Катька молитвенно складывает ладошки на груди. Глаза у неё умоляющие. Она даже кашу всю слопала.

— Видишь, папочка, я стараюсь! Я буду слушать тебя и Светлану Петровну. Я Иве куколку покажу. Мы будем одёжки менять.

О, да. Любимое занятие — менять куклам наряды. Вряд ли Ива оценит, но кто знает? Девочки любят играть с куклами. Даже взрослые неравнодушны к игрушкам.

После завтрака мы отправляемся гулять. Няня с Катей впереди, мы с Ильёй — сзади. Украдкой проверяю телефон. Не перезвонила. Ну, ладно.

Сын плетётся, переставляет ноги как старик. Жутко хочется ему подзатыльников надавать. Где-то внутри бродит шальная мысль — выдрать сына. Папа мой любил меня воспитывать. И не могу сказать, что его методы, не совсем гуманные, не действовали. Эффект определённый был. Но меня рукоприкладство, очень редкое, задевало, поэтому своих детей я решил пальцем не трогать. И крамольные мысли нет-нет да посещали меня временами.

— Ну, что, Илья? — машу рукой, предлагая присесть на лавочку среди молодых берёзок.

Здесь очень тихое место, созданное искусственно. Можно и отдохнуть, и детям есть чем заняться. Няня с Катей располагаются в зоне моей видимости в песочнице. У Катьки целый арсенал: совочки, ведёрки разные. Она учит Светлану Петровну «печь» куличи из песка. Та дочери охотно подыгрывает.

Сын садится рядом. Сегодня он в телефон не тупит. Видимо, не хочет меня провоцировать. Хмурится, молчит. Похож на ежа. На макушке у него торчит вихор — смешным веничком. Он уже не малыш. Вполне взрослый парень. Хотел бы я знать, что у него в голове творится. Я бы даже обрадовался, если бы он взорвался, высказал всё, что камнем лежит у него на душе.

— Я не буду рассказывать, зачем я хожу в дом дяди Серёжи, — упрямо сжимает он губы.

— Я услышал и понял тебя ещё вчера. Но это не отменяет того, что ты поступил неправильно. Во-первых, сломал забор. И дело не в выломанных досках. Твоя сестра нашла лаз и удрала вчера. Хорошо, что ничего не случилось.

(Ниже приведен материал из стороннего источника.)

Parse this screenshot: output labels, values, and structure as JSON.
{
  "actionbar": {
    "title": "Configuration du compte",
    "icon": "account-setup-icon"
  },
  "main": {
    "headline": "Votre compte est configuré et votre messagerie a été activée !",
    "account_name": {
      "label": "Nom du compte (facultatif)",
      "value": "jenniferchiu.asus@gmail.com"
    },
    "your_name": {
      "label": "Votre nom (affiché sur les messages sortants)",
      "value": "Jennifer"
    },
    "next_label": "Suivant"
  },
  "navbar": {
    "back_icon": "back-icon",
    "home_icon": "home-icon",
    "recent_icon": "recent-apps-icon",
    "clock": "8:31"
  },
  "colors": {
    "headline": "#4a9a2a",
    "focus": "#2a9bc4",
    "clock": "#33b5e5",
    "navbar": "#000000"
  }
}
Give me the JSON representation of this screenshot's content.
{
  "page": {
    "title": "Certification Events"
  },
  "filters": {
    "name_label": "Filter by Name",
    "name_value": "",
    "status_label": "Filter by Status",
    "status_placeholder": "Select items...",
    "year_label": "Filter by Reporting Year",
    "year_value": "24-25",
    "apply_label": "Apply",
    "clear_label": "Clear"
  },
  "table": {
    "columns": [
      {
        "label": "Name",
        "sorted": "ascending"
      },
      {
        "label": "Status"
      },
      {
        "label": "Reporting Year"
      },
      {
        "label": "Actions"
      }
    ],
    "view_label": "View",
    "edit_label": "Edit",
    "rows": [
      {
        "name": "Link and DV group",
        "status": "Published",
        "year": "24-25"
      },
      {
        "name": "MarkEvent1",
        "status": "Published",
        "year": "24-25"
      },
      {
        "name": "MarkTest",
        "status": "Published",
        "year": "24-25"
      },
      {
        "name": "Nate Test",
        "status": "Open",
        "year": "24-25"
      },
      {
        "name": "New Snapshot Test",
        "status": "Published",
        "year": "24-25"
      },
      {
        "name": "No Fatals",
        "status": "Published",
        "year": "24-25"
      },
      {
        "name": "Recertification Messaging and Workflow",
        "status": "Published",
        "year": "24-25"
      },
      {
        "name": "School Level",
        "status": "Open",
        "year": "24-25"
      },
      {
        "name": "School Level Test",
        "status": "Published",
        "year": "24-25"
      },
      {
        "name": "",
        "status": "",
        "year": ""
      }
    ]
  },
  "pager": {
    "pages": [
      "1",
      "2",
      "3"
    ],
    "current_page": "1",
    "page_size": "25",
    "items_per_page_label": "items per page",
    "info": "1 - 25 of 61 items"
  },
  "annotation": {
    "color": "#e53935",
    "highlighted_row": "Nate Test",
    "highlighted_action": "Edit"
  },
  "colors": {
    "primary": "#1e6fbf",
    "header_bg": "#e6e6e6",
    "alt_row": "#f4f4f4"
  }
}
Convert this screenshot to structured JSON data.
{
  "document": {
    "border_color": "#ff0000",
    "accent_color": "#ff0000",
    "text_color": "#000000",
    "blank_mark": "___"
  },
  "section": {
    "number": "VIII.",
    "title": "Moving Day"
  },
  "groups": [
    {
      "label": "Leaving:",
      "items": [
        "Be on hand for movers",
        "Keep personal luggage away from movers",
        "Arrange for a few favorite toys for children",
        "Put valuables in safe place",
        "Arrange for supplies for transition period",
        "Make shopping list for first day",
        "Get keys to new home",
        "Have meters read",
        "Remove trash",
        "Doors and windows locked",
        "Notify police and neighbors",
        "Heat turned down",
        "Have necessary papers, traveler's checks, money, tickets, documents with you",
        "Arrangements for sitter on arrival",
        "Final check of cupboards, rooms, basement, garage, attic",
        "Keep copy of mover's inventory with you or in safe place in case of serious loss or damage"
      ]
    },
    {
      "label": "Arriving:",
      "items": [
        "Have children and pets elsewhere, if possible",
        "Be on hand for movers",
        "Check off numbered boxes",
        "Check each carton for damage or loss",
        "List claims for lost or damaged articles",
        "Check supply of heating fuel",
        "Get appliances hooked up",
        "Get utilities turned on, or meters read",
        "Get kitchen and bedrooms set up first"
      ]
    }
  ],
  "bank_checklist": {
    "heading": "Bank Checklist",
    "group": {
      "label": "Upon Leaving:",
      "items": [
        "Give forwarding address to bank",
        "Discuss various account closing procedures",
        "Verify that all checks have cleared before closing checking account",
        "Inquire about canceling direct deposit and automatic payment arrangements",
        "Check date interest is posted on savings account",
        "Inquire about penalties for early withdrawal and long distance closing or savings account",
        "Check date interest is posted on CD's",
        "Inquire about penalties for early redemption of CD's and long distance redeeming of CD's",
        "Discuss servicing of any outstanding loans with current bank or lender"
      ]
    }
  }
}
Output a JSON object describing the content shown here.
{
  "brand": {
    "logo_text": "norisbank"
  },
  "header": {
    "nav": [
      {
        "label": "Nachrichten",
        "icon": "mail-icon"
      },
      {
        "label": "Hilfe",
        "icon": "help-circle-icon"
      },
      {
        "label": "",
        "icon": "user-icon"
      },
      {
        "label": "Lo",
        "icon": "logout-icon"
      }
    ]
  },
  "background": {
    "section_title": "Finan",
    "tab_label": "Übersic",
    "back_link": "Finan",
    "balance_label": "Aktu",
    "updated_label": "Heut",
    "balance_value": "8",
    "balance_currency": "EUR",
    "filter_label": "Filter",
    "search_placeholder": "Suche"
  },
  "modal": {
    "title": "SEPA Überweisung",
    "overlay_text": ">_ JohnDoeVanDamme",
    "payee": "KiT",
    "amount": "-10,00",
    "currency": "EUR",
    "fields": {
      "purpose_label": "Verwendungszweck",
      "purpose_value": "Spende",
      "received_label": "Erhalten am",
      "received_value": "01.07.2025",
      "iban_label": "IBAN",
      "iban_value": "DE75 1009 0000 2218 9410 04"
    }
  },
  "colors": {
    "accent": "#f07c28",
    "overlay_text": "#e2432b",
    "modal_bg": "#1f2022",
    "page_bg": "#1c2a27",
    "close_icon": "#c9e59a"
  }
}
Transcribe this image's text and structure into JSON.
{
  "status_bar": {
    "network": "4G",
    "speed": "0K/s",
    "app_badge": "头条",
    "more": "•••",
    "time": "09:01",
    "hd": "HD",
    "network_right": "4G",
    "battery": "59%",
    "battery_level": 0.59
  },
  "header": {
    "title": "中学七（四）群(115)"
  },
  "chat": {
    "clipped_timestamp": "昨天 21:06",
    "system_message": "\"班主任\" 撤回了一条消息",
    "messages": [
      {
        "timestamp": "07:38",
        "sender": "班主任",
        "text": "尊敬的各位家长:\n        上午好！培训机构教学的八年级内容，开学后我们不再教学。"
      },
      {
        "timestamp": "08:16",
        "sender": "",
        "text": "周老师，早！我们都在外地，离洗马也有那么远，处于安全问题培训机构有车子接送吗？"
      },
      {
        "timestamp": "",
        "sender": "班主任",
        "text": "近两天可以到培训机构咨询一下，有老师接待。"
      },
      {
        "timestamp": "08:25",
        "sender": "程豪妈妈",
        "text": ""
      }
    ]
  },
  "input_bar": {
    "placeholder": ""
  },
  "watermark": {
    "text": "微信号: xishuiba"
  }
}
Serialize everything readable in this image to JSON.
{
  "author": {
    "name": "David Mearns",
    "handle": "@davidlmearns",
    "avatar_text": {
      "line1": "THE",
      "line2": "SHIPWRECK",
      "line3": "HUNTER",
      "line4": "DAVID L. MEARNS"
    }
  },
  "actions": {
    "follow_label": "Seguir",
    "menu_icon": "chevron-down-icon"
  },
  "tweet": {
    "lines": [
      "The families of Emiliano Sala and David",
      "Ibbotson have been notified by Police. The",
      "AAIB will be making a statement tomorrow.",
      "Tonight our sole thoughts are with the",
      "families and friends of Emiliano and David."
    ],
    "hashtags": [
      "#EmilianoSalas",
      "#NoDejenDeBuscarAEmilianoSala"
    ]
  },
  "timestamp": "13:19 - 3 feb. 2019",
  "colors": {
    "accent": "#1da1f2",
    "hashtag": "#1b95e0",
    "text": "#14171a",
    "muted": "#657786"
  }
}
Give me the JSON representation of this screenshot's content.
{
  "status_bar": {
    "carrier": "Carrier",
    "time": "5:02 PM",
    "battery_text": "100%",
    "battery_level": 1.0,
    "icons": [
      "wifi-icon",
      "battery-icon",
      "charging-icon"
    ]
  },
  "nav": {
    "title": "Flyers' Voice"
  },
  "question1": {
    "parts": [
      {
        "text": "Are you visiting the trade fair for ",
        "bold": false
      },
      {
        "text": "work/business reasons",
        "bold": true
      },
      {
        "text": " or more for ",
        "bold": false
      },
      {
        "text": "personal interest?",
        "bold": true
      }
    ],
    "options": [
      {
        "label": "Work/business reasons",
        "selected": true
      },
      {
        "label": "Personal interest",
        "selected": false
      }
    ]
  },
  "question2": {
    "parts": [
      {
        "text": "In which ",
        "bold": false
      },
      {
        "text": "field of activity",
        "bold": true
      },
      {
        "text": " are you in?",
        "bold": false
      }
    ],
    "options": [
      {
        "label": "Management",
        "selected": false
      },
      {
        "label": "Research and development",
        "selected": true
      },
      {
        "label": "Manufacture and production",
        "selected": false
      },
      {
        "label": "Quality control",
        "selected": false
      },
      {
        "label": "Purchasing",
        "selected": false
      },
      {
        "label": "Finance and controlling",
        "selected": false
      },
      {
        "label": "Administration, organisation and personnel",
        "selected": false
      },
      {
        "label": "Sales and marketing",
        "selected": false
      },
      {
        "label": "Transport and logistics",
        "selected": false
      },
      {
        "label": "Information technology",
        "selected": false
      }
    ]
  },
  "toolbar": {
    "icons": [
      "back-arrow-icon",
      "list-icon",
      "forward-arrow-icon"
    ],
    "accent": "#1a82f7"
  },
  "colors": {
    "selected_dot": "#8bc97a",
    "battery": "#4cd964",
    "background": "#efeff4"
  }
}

— Предательница! Вечно нос свой суёт, куда не просят! — сын вспыхивает праведным гневом.

— А она, между прочим, тебя не сдала. Выгородила, как сумела. Наврала мне.

— Ну, да. Катька молодец, а я говно. Уже слышали не раз. Но я ж не запрещаю любить тебе Катю, а меня терпеть?

У него в голосе горечь. Наверное, я действительно мало проявляю любовь к сыну. Да и к дочери — не очень. Как-то ритм жизни, события разные семейные не располагали, чтобы я с ними сюсюкался. Больше давлю авторитетом да рычу. Но, как посмотрю, для сына я не авторитет всё же.